Por Lissi Bender – pesquisadora e escritora
“Sind doch alle Ordnungen des Menschen darauf eingerichtet, daß das Leben in einer fortgesetzten Zerstreuung der Gedanken nicht gespürt werde.” Friedrich Nietzsche, filósofo alemão – A vida do ser humano está organizada para ser vivida em continuada distração do pensamento, para não ser sentida.
Cresci em meio a plantas, árvores, animais. Cresci em meio à natureza. Nela vivenciei, desde pequena que vida e morte são inseparáveis. Aprendi que toda vida obedece a um ciclo. Também nas relações humanas vivenciei a morte integrada à vida, quando o corpo era preparado para o enterro em casa pelos familiares e vizinhos e era velado em sua casa, iluminado por velas e não com luzes artificiais. Aprendi que não há vida sem morte.
Volvo um olhar para o presente e parece que o mundo moderno conseguiu separar não somente a vida entre gerações – como também cresce e floresce a segregação. O mundo também conseguiu apartar a vida da morte. Senão, vejamos: dos hospitais a pessoa falecida vai direto para mãos estranhas de empresas fúnebres. De lá vai para um estranho e frio necrotério. Aos velórios evita-se levar crianças, para não terem contato com a morte.
Do necrotério vai para um espaço sem sinais de vida. Túmulos acotovelados, sem flores, sem árvores, sem sombra, sem bancos. Não há árvores para as aves lá cantarem, fazerem seus ninhos; para os entes queridos sentarem a sua sombra num banco e terem um momento de contato mais próximo com a morte. No lugar das flores, plástico e mais plástico, que se transforma em lixo. Em novembro as pessoas vão ao cemitério sob sol escaldante que dificulta até mesmo finalizar uma oração ao finado. Que se dirá de se permitir um tempo para recordações junto ao túmulo ou para se deixar ficar e refletir sobre vida e morte.
Quando estive pela primeira vez na Alemanha, participei de um Fortbildungskurs (curso de aperfeiçoamento) em München, a convite do Goethe- Institut. Em nossas aulas de cultura alemã recebíamos diferentes atividades para, empiricamente, conhecermos aspectos culturais. Uma, das diversas atividades que me foram conferidas, foi a visita a cemitérios e observá-los, para posteriormente apresentar um relatório de minhas observações em sala de aula. Do que vi, o que mais me impressionou, foi a existência de muitas árvores, de flores plantadas nos túmulos e de bancos em meio ao verde.

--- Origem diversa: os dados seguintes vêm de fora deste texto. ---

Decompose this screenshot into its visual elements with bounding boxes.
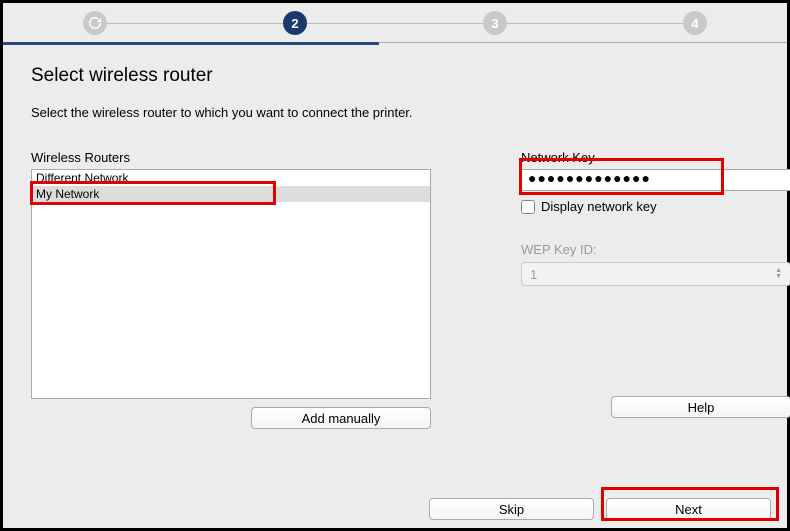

Em outra viagem à Alemanha decidi visitar o túmulo de um de meus escritores preferidos, Wolfgang Borchert, falecido em 1947, cuja sepultura se encontra em um dos maiores cemitérios da Europa, o Ohlsdorf em Hamburg. Tive de me valer de um mapa para localizar o túmulo. Em meu trajeto, passei por muitas árvores, por espaços bem ajardinados, por túmulos cobertos de plantas cultivadas. Localizei seu jazigo coberto de flores de amor perfeito. Sentei um instante e li para ele alguns de seus poemas.
Sempre que volto a Tübingen visito o Stadtfriedhof – cemitério da cidade. Lá visito, entre outros, dois famosos poetas do Romantismo alemão – Ludwig Uhland (1787-1862) e Friedrich Hölderlin (1770–1843). Sento em um dos muitos bancos sob a sombra de árvores nas quais aves gorjeiam e fazem ninhos. Aqui, em nosso meio, percebo uma tendência a ampliar o apartheid entre vida e morte. Mesmo em cemitérios do interior já há adeptos do engavetamento de falecidos em altos muros. Sem preocupação com a integração entre o que é inseparável da morte – a vida.